Although Wilson said that the Affordable Care Act would help some Blacks get treatment for HIV/AIDS, most Blacks live in southern states where many Republican lawmakers refused to expand Medicaid, blocking millions of state residents from affordable health care.
In September 2011, the CDC awarded $55 million in grants to 34 community-based organizations to focus on HIV prevention, testing and education among gay, bisexual and transgender youth of color.
In a statement on the grant program, Jonathan Mermin, director of CDC’s Division of HIV/AIDS Prevention, said the AIDS "epidemic cannot be overcome without effectively addressing the severe and rising toll of HIV infections among gay and bisexual men of color, who continue to be hardest hit by this disease."
Under the program, CBOs in the South will receive 44 percent of the funds. In 2008, more than 40 percent of minority MSMs were diagnosed in the South.
McCree also touted The Care and Prevention in the United States (CAPUS) Demonstration Project designed to increase testing and prevention and improve the rate of that newly diagnosed minorities to were linked to and retained in care.

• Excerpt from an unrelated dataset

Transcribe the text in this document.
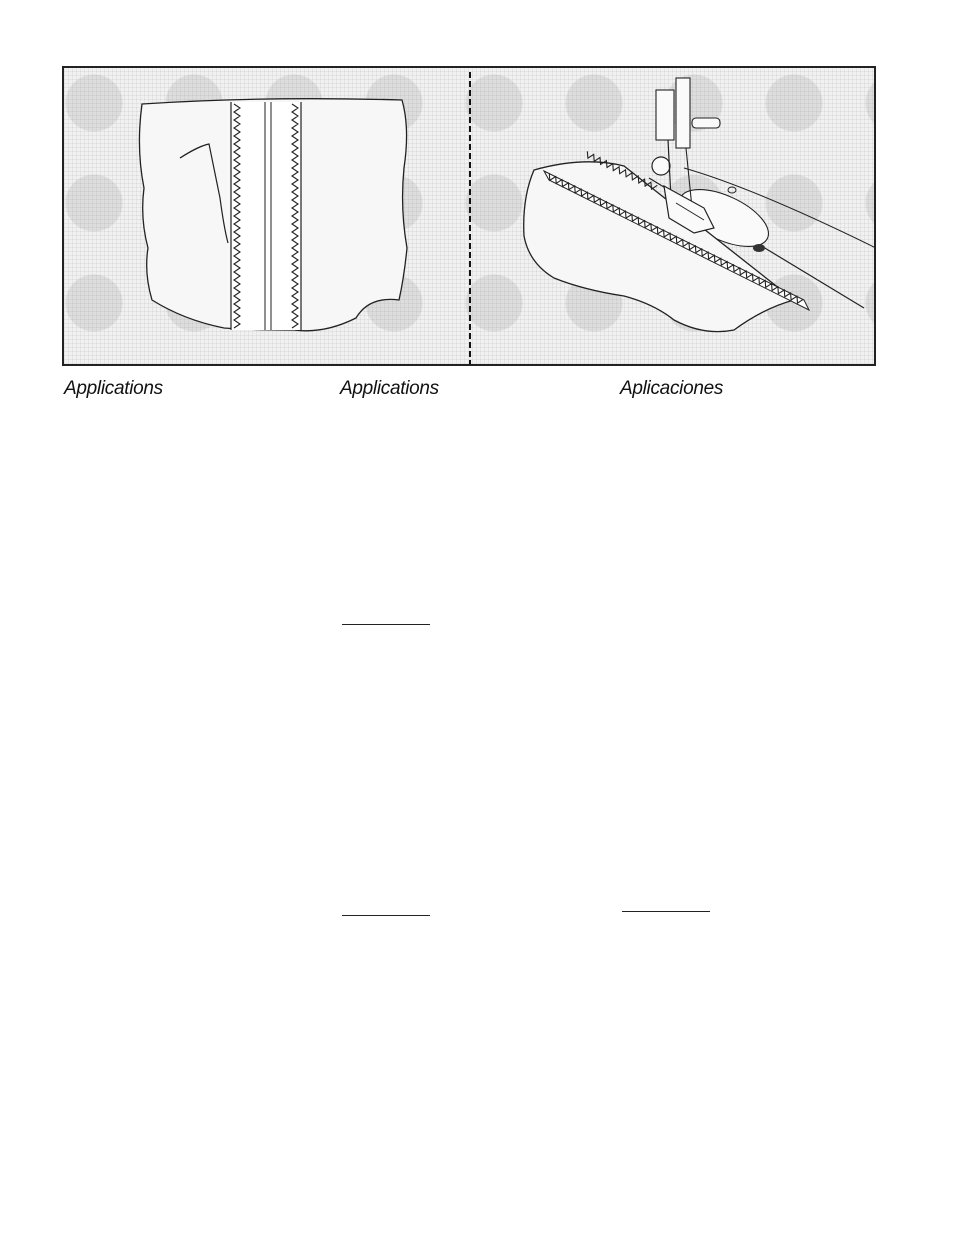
Applications	Applications	Aplicaciones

Total funding for the CAPUS project is $44 million.
Wilson said that it is possible to break the back of the AIDS epidemic.
"What the Black community has to understand is that nobody is ever going to care about us as much as we care about ourselves," he said. "As long as we think that it’s okay for Black people to get infected, and to get sick, and to die from the AIDS, the rest of the world is going to think that it’s okay."
Phill Wilson suggested developing a cadre of Black MSMs that can be funded to do research on Black MSMs.
"The research agenda needs to be in alignment with the demographic of the epidemic," said Wilson. "You can’t stop the epidemic, if you ignore the most at-risk population."